If a chunk of that build-up breaks off, it will cause problems.
“It can actually cause the valve to stay open or a clog,” said Marilyn Albertson. “You have to replace the water heater.
TURN DOWN THE HEATER
But, do turn the heater’s thermostat down to 120 degrees. It will save you on energy costs: 3% to 5% for every drop of ten degrees Fahrenheit according to The Simple Dollar. Plus, you might not want to keep the water so hot in warmer months anyhow.
If you are not sure what temperature your water heater is set at, the Albertsons have a simple hack. Simply run the hot water on you sink for a minute or two to get the hottest water, fill a bowl and drop in a cooking thermometer.
CLEAN THE FRIDGE
Roll out your fridge and clean its dusty coils. A collection of dust forces the coils to work harder.
“I had a friend who just recently was having trouble with the refrigerator,” related Marilyn Albertson. “She thought she was going to have to replace it. But, she pulled the refrigerator out, cleaned the coils really well. Cleaned out underneath. And, the refrigerator worked. She didn’t have to replace it.”
“Just vacuum,” was Steve Albertson’s advice about cleaning the coils. “You don’t want to put any moisture on or anything else like that.”
A soft dry, thistle brush also does the trick.
Marilyn also suggests keeping the fridge about two-thirds full makes better use of the energy.
“You’re cooling nothing (when it is empty),” said Marilyn. “It’s much more efficient when it has things in there to cool.”
Marilyn says the expansion and contraction a Utah home goes through during winter can open up all sorts of cracks
which can let cool air escape your home in warmer weather.

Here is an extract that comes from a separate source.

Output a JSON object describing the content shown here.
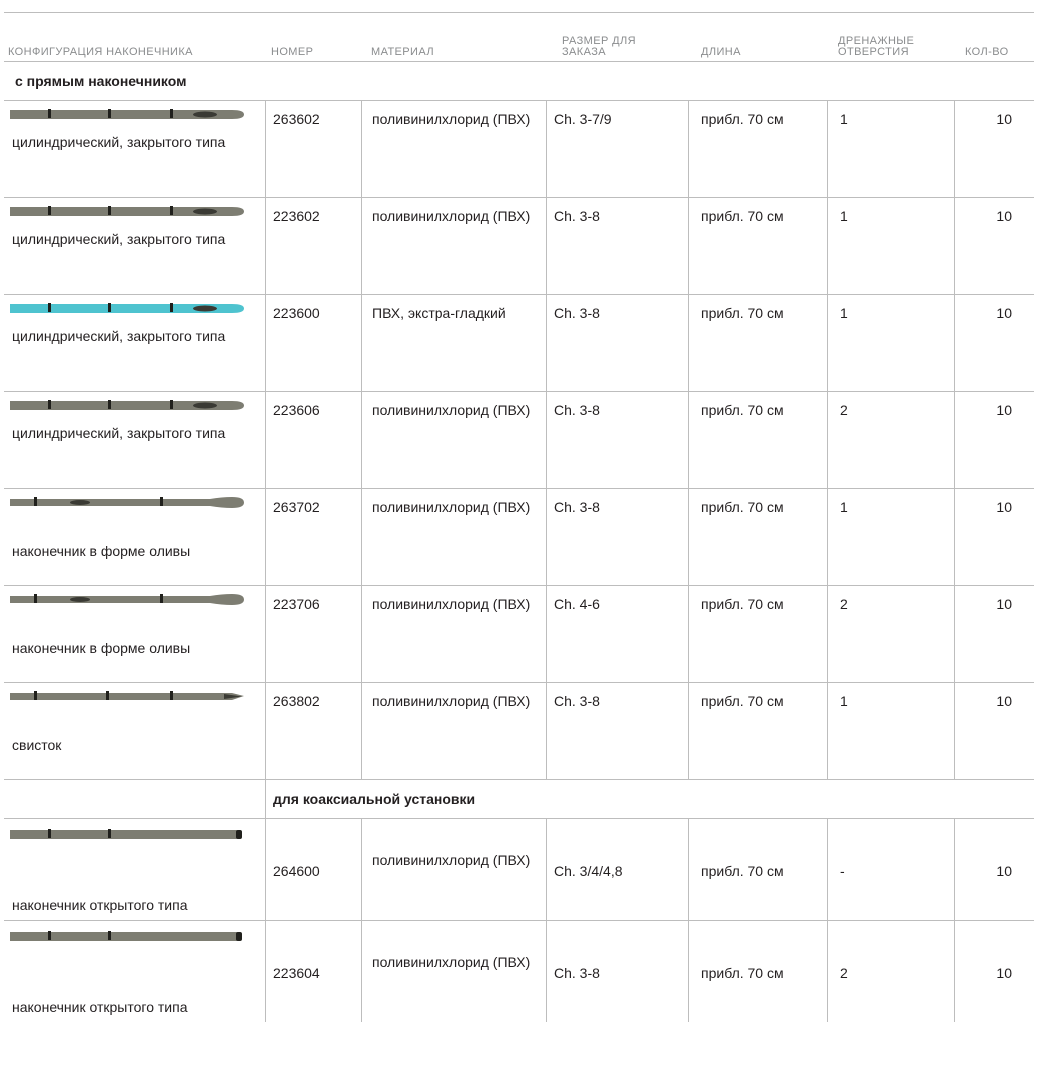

“That is when,” Marilyn Albertson explained, “oftentimes, when the caulk begins to break down.” By sealing up openings with caulk or weather stripping, you can cut 10% to 20% off your energy costs according to the U.S. Department of Energy.
CLEAN OUT THE GUTTERS
Cleaning out the gutters will not save you much on energy costs, but it can save you in repair costs.

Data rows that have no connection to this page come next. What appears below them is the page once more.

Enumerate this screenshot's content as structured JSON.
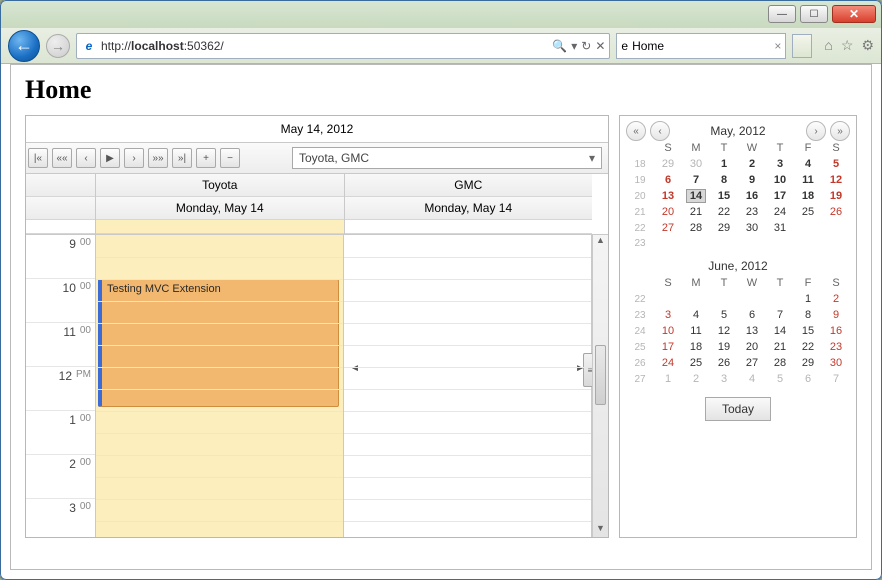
{
  "window": {
    "minimize": "—",
    "maximize": "☐",
    "close": "✕"
  },
  "browser": {
    "url_prefix": "http://",
    "url_host": "localhost",
    "url_port": ":50362/",
    "tab_title": "Home",
    "search_glyph": "🔍",
    "refresh_glyph": "↻",
    "stop_glyph": "✕",
    "sep_glyph": "▾",
    "home_glyph": "⌂",
    "star_glyph": "☆",
    "gear_glyph": "⚙"
  },
  "page": {
    "title": "Home"
  },
  "scheduler": {
    "date_title": "May 14, 2012",
    "dropdown": "Toyota, GMC",
    "nav": {
      "first": "|«",
      "fastprev": "««",
      "prev": "‹",
      "play": "▶",
      "next": "›",
      "fastnext": "»»",
      "last": "»|",
      "plus": "+",
      "minus": "−"
    },
    "columns": [
      {
        "name": "Toyota",
        "date": "Monday, May 14"
      },
      {
        "name": "GMC",
        "date": "Monday, May 14"
      }
    ],
    "times": [
      {
        "h": "9",
        "m": "00"
      },
      {
        "h": "10",
        "m": "00"
      },
      {
        "h": "11",
        "m": "00"
      },
      {
        "h": "12",
        "m": "PM"
      },
      {
        "h": "1",
        "m": "00"
      },
      {
        "h": "2",
        "m": "00"
      },
      {
        "h": "3",
        "m": "00"
      }
    ],
    "appointment": "Testing MVC Extension"
  },
  "calendar": {
    "may": {
      "title": "May, 2012",
      "dow": [
        "S",
        "M",
        "T",
        "W",
        "T",
        "F",
        "S"
      ],
      "weeks": [
        {
          "wk": "18",
          "d": [
            {
              "v": "29",
              "cls": "dim"
            },
            {
              "v": "30",
              "cls": "dim"
            },
            {
              "v": "1",
              "cls": "bold"
            },
            {
              "v": "2",
              "cls": "bold"
            },
            {
              "v": "3",
              "cls": "bold"
            },
            {
              "v": "4",
              "cls": "bold"
            },
            {
              "v": "5",
              "cls": "sun bold"
            }
          ]
        },
        {
          "wk": "19",
          "d": [
            {
              "v": "6",
              "cls": "sun bold"
            },
            {
              "v": "7",
              "cls": "bold"
            },
            {
              "v": "8",
              "cls": "bold"
            },
            {
              "v": "9",
              "cls": "bold"
            },
            {
              "v": "10",
              "cls": "bold"
            },
            {
              "v": "11",
              "cls": "bold"
            },
            {
              "v": "12",
              "cls": "sun bold"
            }
          ]
        },
        {
          "wk": "20",
          "d": [
            {
              "v": "13",
              "cls": "sun bold"
            },
            {
              "v": "14",
              "cls": "bold today"
            },
            {
              "v": "15",
              "cls": "bold"
            },
            {
              "v": "16",
              "cls": "bold"
            },
            {
              "v": "17",
              "cls": "bold"
            },
            {
              "v": "18",
              "cls": "bold"
            },
            {
              "v": "19",
              "cls": "sun bold"
            }
          ]
        },
        {
          "wk": "21",
          "d": [
            {
              "v": "20",
              "cls": "sun"
            },
            {
              "v": "21",
              "cls": ""
            },
            {
              "v": "22",
              "cls": ""
            },
            {
              "v": "23",
              "cls": ""
            },
            {
              "v": "24",
              "cls": ""
            },
            {
              "v": "25",
              "cls": ""
            },
            {
              "v": "26",
              "cls": "sun"
            }
          ]
        },
        {
          "wk": "22",
          "d": [
            {
              "v": "27",
              "cls": "sun"
            },
            {
              "v": "28",
              "cls": ""
            },
            {
              "v": "29",
              "cls": ""
            },
            {
              "v": "30",
              "cls": ""
            },
            {
              "v": "31",
              "cls": ""
            },
            {
              "v": "",
              "cls": ""
            },
            {
              "v": "",
              "cls": ""
            }
          ]
        },
        {
          "wk": "23",
          "d": [
            {
              "v": "",
              "cls": ""
            },
            {
              "v": "",
              "cls": ""
            },
            {
              "v": "",
              "cls": ""
            },
            {
              "v": "",
              "cls": ""
            },
            {
              "v": "",
              "cls": ""
            },
            {
              "v": "",
              "cls": ""
            },
            {
              "v": "",
              "cls": ""
            }
          ]
        }
      ]
    },
    "june": {
      "title": "June, 2012",
      "dow": [
        "S",
        "M",
        "T",
        "W",
        "T",
        "F",
        "S"
      ],
      "weeks": [
        {
          "wk": "22",
          "d": [
            {
              "v": "",
              "cls": ""
            },
            {
              "v": "",
              "cls": ""
            },
            {
              "v": "",
              "cls": ""
            },
            {
              "v": "",
              "cls": ""
            },
            {
              "v": "",
              "cls": ""
            },
            {
              "v": "1",
              "cls": ""
            },
            {
              "v": "2",
              "cls": "sun"
            }
          ]
        },
        {
          "wk": "23",
          "d": [
            {
              "v": "3",
              "cls": "sun"
            },
            {
              "v": "4",
              "cls": ""
            },
            {
              "v": "5",
              "cls": ""
            },
            {
              "v": "6",
              "cls": ""
            },
            {
              "v": "7",
              "cls": ""
            },
            {
              "v": "8",
              "cls": ""
            },
            {
              "v": "9",
              "cls": "sun"
            }
          ]
        },
        {
          "wk": "24",
          "d": [
            {
              "v": "10",
              "cls": "sun"
            },
            {
              "v": "11",
              "cls": ""
            },
            {
              "v": "12",
              "cls": ""
            },
            {
              "v": "13",
              "cls": ""
            },
            {
              "v": "14",
              "cls": ""
            },
            {
              "v": "15",
              "cls": ""
            },
            {
              "v": "16",
              "cls": "sun"
            }
          ]
        },
        {
          "wk": "25",
          "d": [
            {
              "v": "17",
              "cls": "sun"
            },
            {
              "v": "18",
              "cls": ""
            },
            {
              "v": "19",
              "cls": ""
            },
            {
              "v": "20",
              "cls": ""
            },
            {
              "v": "21",
              "cls": ""
            },
            {
              "v": "22",
              "cls": ""
            },
            {
              "v": "23",
              "cls": "sun"
            }
          ]
        },
        {
          "wk": "26",
          "d": [
            {
              "v": "24",
              "cls": "sun"
            },
            {
              "v": "25",
              "cls": ""
            },
            {
              "v": "26",
              "cls": ""
            },
            {
              "v": "27",
              "cls": ""
            },
            {
              "v": "28",
              "cls": ""
            },
            {
              "v": "29",
              "cls": ""
            },
            {
              "v": "30",
              "cls": "sun"
            }
          ]
        },
        {
          "wk": "27",
          "d": [
            {
              "v": "1",
              "cls": "dim"
            },
            {
              "v": "2",
              "cls": "dim"
            },
            {
              "v": "3",
              "cls": "dim"
            },
            {
              "v": "4",
              "cls": "dim"
            },
            {
              "v": "5",
              "cls": "dim"
            },
            {
              "v": "6",
              "cls": "dim"
            },
            {
              "v": "7",
              "cls": "dim"
            }
          ]
        }
      ]
    },
    "today_label": "Today"
  }
}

“The water can back up in those gutters and it can get backed up underneath the roof,” explained Marilyn. “And, then you can start having leakage into your house. It can actually leak down the walls and could do major damage.”
CHECK THE ROOF
Damaging leaks is also why homeowners should have their roofs checked out for any damage sustained during the winter. A missing or curled up shingle will let water seep into their homes.
Down on the ground, check out the garden hose bibs to make sure they are not dripping.
WASH DOWN YOUR SIDING
Power washing the siding is a great idea, said Marilyn Albertson, if you do it right.

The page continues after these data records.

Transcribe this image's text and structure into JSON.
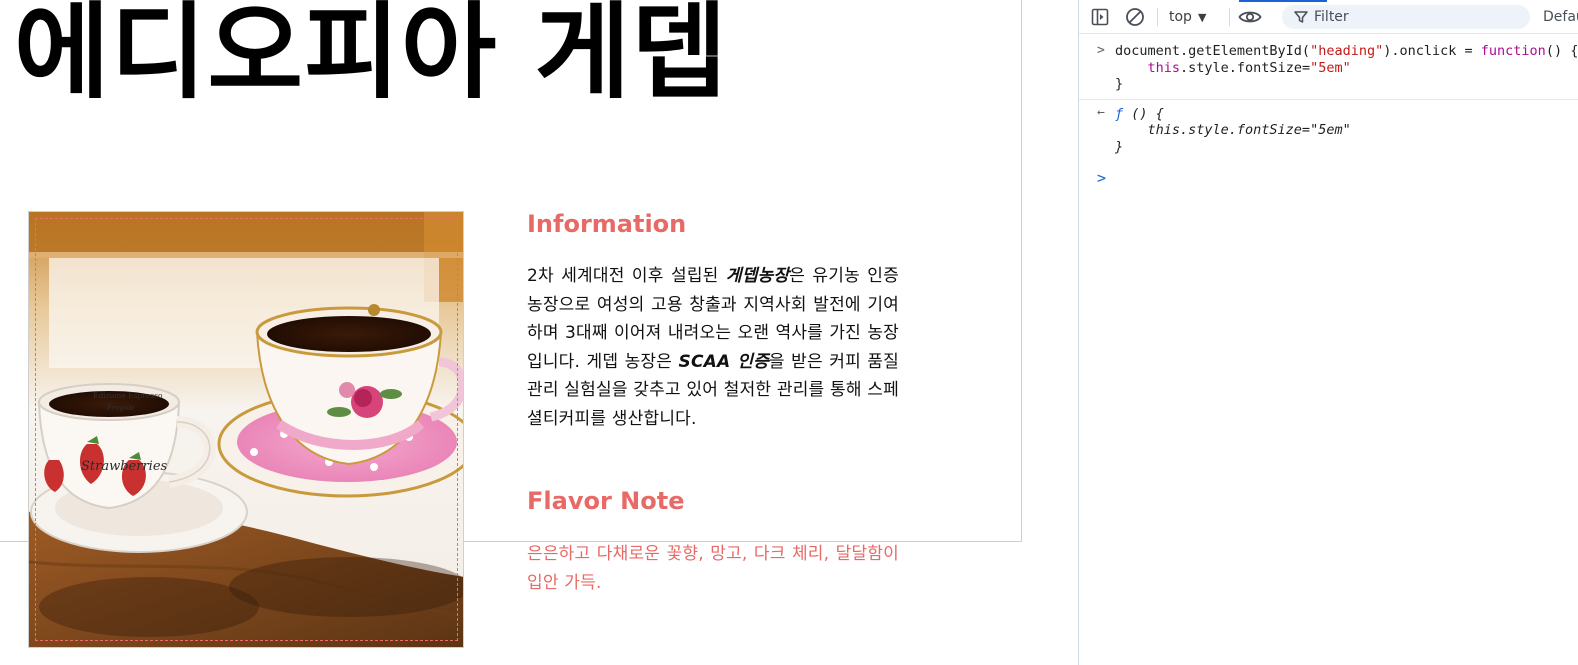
{
  "page": {
    "heading": "에디오피아 게뎁",
    "image_alt": "두 잔의 커피 잔",
    "info_title": "Information",
    "info_paragraph": {
      "p1": "2차 세계대전 이후 설립된 ",
      "b1": "게뎁농장",
      "p2": "은 유기농 인증 농장으로 여성의 고용 창출과 지역사회 발전에 기여하며 3대째 이어져 내려오는 오랜 역사를 가진 농장입니다. 게뎁 농장은 ",
      "b2": "SCAA 인증",
      "p3": "을 받은 커피 품질관리 실험실을 갖추고 있어 철저한 관리를 통해 스페셜티커피를 생산합니다."
    },
    "flavor_title": "Flavor Note",
    "flavor_text": "은은하고 다채로운 꽃향, 망고, 다크 체리, 달달함이 입안 가득.",
    "cup_label_1": "Edizione Espresso",
    "cup_label_2": "Fragole",
    "cup_label_3": "Strawberries",
    "colors": {
      "accent": "#e86a66",
      "outline_dashed": "#f06a6a"
    }
  },
  "devtools": {
    "toolbar": {
      "context": "top",
      "filter_placeholder": "Filter",
      "levels_label": "Default levels"
    },
    "console": {
      "input_gutter": ">",
      "result_gutter": "←",
      "prompt_gutter": ">",
      "input": {
        "l1_a": "document.getElementById(",
        "l1_str": "\"heading\"",
        "l1_b": ").onclick = ",
        "l1_kw": "function",
        "l1_c": "() {",
        "l2_indent": "    ",
        "l2_kw": "this",
        "l2_b": ".style.fontSize=",
        "l2_str": "\"5em\"",
        "l3": "}"
      },
      "result": {
        "f_label": "ƒ",
        "r1_rest": " () {",
        "r2": "    this.style.fontSize=\"5em\"",
        "r3": "}"
      }
    }
  }
}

“Be really cautious because oftentimes you tend to shoot (the water) up because you’re down on the ground,” she warned. “So, it gets moisture up underneath the siding and past its ledge (lip.)”
To avoid that damage, she recommended spraying from top down.
CHECK SOFFIT AND EAVES
Also, check your home’s soffit and eaves. They may need a little caulk or some paint.
“You need to make sure that the soffit and eaves are painted, if they are paintable,” Albertson said. “That is something that will allow moisture to get in if it’s not painted and in good condition. And, that can affect your insurance.”
Most homeowners policies will not cover what the industry refers to as seepage, typically defined as water damage caused by lack of maintenance.
CLEAR THE A/C CONDENSER
Also, check the A/C condenser unit in your yard. Any leaves or trash blown into, or up against the coils needs to be cleared.
“If they are obstructed, you’re making your air conditioning work a lot harder than it needs to be,” exclaimed Steve Albertson.
Spray water into the coils at low pressure to wash away loose dirt. For good airflow, trim foliage back at least a couple feet. The less your A/C has to work, the more money you save.